The buyout doubles the size of LyondellBasell's existing compounding business. It also creates a platform for future growth with reach into additional high-growth markets such as packaging and consumer products, electronics and appliances, building and construction, and agriculture. The acquisition will enable the company to offer a comprehensive range of innovative solutions to its customers.

LyondellBasell expects to capture $150 million in run-rate cost synergies within two years.
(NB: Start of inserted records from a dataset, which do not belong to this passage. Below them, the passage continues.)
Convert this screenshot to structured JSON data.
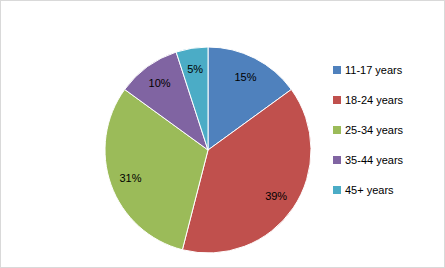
{
  "chart_data": {
    "type": "pie",
    "categories": [
      "11-17 years",
      "18-24 years",
      "25-34 years",
      "35-44 years",
      "45+ years"
    ],
    "values": [
      15,
      39,
      31,
      10,
      5
    ],
    "value_labels": [
      "15%",
      "39%",
      "31%",
      "10%",
      "5%"
    ],
    "colors": [
      "#4f81bd",
      "#c0504d",
      "#9bbb59",
      "#8064a2",
      "#4bacc6"
    ],
    "data_labels": true,
    "legend": "right"
  }
}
The buyout is also expected to be accretive to earnings within the first full year following its closure.

Other Stocks to Consider

Other top-ranked stocks worth considering in the basic materials space include Westlake Chemical Corporation (WLK - Free Report) , The Chemours Company (CC - Free Report) and FMC Corporation (FMC - Free Report) , each carrying a Zacks Rank #1. You can see the complete list of today’s Zacks #1 Rank stocks here.

Westlake Chemical has an expected long-term earnings growth rate of 12.2%. Its shares have shot up roughly 61% over a year.

Chemours has an expected long-term earnings growth rate of 15.5%. The company’s shares have gained around 17% in a year.

FMC has an expected long-term earnings growth rate of 14.3%. Its shares have rallied roughly 21% over a year.